While the majority of hurricane activity in Canada is centred in Atlantic Canada, that's not to say those in the rest of the country wouldn't benefit from being prepared for any type of flood and wind damage.
To help prepare and stay safe, The Co-operators have numerous tips for those in hurricane- or storm-prone regions so they, along with their properties, can weather any kind of impact.
SEE ALSO: 7 surprising facts about hurricanes
With Ida charging through the southeastern U.S., now is particularly a good time to review insurance documents and be storm-ready -- for those in the Atlantic. The remnants of it will track into Atlantic Canada as a strengthening post-tropical system Thursday through Saturday. This will bring widespread soaking rain with a risk for localized flooding and windy conditions.
And for those in the Atlantic, hurricane season officially runs from June 1 through Nov. 30, with a peak in activity occurring on Sept. 10.
"Hurricanes can do considerable amounts of damage, so any type of preparedness that we can encourage Canadians to do, specifically in the Atlantic provinces, can definitely benefit them," Tara Laidman, The Co-operators’ associate vice-president for national product and portfolio, told The Weather Network in a recent interview.
AVERAGE INSURED COST OF HURRICANE DAMAGE
According to The Co-operators, the average insured amount of hurricane damage in Canada (mainly in the Atlantic region) is around $17,600, but for some it could be much higher.
The tally includes destruction from flooding and wind, which is added up to determine the average in its book of business, she said.
“No one can prevent a hurricane, but certainly we want to make sure that we’re preparing for one. Hurricanes can do considerable amounts of damage, so any type of preparedness that we can encourage Canadians to do, specifically in the Atlantic provinces, can definitely benefit them,” said Laidman.
STORMS PRESENT MANY DANGERS TO PROPERTY, PERSONAL SAFETY
A hurricane or tropical storm can have many elements to it when it passes through a community, so during preparations, Laidman said people need to be particularly aware of the winds and floods, especially. With those features, storm surge is a significant possibility.
"That storm surge can cause considerable damage. Unfortunately, what many Canadians don't realize is that the majority of insurance policies don't have coverage for that storm surge," said Laidman, noting The Co-operators is an exception.
"It’s really important that people read their policy wordings, make sure they have the coverage they need [and] understanding what their risk is," she added. "Certainly, if you have exposure to hurricanes, you want to make sure you have the proper coverage in place in case something like that were to happen."
The COVID-19 pandemic adds "two dynamics" to storm preparedness, she said, as many Canadians are working and/or studying from home, which means there are more high-tech possessions and furniture in play.
"On the flip side, it gives them an opportunity to better prepare themselves. So when you are working from home, you do have the opportunity to help better prepare your home while you're there," said Laidman.
TIPS FOR GETTING PREPARED AND STAYING SAFE THROUGH STORM SEASON
The Co-operators say there are numerous things people can do to stay safe and prepared for, and through, storms.
Store important papers in watertight containers and have a record of your valuables in a safe place.
Move your important possessions to a higher level of your home to protect them from flood damage.
Remove weak branches or trees near your home, outdoor living spaces or vehicle.
Store or secure outdoor items such as lawn furniture that could become airborne or anchor large objects like barbecues and propane/oil tanks.
Monitor local weather forecasts for extreme weather warnings, follow directions from local authorities.
“Moving some of those important possessions to higher levels of your dwelling, so that way they’re not getting damaged by flooding,” said Laidman.
She also recommends putting up sandbags when a storm is imminent as a way to protect against storm surge.
“Making sure the drains in your basement are clear of any sort of obstructions. Even taking a look outside, take a look at the sewers, make sure those are draining properly. If not, contact local authorities," said Laidman.

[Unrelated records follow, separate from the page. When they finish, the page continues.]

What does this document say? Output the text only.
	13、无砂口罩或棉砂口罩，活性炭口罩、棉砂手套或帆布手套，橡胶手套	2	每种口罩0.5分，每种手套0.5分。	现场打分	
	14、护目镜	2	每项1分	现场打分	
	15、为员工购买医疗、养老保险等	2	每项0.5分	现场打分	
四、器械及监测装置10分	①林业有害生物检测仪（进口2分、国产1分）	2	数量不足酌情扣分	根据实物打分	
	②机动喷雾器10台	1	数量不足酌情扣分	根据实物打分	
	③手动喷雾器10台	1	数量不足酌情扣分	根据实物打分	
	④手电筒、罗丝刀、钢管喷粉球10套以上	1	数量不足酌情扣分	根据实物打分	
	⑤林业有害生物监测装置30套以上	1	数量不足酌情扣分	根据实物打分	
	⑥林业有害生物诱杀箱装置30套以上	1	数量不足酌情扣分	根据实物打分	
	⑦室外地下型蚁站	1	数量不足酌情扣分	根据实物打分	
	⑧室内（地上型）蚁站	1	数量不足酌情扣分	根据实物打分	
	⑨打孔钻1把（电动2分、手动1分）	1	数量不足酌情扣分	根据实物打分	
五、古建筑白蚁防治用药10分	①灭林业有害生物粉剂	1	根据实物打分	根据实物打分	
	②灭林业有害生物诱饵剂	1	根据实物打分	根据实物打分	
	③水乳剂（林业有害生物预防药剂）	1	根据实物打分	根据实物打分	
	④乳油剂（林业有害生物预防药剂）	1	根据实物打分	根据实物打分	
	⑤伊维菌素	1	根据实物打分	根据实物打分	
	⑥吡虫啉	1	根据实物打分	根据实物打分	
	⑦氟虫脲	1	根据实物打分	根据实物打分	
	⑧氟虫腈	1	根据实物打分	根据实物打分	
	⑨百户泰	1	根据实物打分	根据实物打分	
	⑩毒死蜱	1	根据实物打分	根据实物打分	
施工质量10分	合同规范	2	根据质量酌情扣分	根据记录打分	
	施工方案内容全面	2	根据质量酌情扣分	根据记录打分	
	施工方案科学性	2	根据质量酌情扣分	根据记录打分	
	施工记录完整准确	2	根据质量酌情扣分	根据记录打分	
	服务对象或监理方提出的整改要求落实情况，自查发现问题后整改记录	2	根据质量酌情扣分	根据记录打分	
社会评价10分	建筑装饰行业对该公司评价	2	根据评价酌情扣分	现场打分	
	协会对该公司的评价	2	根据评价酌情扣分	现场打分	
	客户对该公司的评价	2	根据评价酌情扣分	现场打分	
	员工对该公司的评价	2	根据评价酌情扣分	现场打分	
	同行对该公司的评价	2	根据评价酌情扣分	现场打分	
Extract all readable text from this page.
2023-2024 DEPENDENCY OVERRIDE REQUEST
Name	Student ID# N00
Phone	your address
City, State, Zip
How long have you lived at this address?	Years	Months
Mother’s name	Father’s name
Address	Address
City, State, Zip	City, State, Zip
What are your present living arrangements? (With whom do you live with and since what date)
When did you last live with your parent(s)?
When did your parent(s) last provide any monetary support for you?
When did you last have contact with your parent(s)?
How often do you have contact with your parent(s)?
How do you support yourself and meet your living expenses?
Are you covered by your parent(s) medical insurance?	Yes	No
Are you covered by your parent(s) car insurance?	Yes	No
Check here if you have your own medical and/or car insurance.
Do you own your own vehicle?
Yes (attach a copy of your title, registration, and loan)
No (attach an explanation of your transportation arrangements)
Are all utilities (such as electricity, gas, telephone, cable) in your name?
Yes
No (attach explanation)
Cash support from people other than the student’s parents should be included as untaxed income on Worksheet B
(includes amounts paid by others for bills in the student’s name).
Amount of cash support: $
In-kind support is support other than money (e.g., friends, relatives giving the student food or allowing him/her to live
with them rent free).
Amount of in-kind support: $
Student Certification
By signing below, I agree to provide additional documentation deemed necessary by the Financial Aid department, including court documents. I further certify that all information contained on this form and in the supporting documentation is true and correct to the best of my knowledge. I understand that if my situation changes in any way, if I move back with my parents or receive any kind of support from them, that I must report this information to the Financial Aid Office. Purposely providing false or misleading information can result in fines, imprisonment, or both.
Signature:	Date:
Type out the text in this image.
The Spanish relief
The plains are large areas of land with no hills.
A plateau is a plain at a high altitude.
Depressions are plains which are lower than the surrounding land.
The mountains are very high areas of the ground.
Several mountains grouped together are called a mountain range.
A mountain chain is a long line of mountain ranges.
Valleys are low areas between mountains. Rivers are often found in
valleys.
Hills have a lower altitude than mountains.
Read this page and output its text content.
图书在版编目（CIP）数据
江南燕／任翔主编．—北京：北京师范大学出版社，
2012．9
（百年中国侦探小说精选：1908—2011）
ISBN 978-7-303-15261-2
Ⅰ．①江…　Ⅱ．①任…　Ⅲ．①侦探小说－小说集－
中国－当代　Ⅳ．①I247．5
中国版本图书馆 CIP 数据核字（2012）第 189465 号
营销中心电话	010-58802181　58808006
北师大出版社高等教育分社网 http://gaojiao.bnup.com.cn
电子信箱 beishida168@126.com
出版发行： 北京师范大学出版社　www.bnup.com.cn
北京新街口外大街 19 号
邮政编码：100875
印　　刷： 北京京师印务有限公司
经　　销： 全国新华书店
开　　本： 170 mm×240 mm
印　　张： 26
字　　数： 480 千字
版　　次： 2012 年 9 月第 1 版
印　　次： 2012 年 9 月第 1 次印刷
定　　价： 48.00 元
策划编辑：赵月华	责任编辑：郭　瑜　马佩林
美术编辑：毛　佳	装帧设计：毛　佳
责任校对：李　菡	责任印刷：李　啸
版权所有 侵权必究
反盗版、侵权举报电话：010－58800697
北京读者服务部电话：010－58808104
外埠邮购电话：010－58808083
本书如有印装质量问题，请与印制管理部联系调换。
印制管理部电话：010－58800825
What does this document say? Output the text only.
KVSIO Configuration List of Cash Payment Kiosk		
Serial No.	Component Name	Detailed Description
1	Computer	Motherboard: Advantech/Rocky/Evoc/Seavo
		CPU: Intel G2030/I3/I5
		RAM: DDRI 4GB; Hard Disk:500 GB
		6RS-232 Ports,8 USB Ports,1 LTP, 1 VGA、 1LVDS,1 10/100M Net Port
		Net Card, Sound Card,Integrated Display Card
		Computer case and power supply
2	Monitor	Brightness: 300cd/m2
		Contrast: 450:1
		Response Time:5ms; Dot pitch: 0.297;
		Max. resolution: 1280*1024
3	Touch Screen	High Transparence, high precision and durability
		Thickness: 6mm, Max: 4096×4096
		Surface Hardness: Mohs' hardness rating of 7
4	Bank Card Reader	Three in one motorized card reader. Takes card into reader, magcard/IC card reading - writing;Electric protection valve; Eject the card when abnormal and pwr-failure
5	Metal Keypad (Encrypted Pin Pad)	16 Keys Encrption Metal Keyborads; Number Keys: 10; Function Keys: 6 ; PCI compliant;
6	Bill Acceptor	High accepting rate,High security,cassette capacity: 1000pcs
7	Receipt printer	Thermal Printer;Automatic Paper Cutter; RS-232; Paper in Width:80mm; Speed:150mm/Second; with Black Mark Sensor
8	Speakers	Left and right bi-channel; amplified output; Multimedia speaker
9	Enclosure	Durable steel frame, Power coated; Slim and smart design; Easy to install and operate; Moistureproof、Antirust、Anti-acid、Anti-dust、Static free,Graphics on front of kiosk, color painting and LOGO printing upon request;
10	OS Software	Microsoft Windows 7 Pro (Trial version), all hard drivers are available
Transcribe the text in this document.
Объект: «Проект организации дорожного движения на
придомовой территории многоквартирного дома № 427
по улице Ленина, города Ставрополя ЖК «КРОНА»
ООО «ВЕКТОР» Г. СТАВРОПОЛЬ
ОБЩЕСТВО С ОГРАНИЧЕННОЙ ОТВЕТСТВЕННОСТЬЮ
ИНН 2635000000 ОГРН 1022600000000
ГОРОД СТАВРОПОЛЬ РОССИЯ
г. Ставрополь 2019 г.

As well, Laidman has safety recommendations for people outside of hurricane season. For example, when constructing a new home or replacing a roof, install "high-quality, wind-resilient shingles, with a properly underlay on your roof," as well as hurricane clips.
But most importantly, having an emergency kit and plan in place, and preparing the family for possible evacuations is paramount.
“[Hurricanes] can cut power, they can do considerable damage. [So] the most important thing is the safety of yourself and your family," said Laidman.
To evaluate the risk from a storm, people can take a water threat assessment -- a free online tool that uses postal codes to provide customized insights to understand individual flood risk.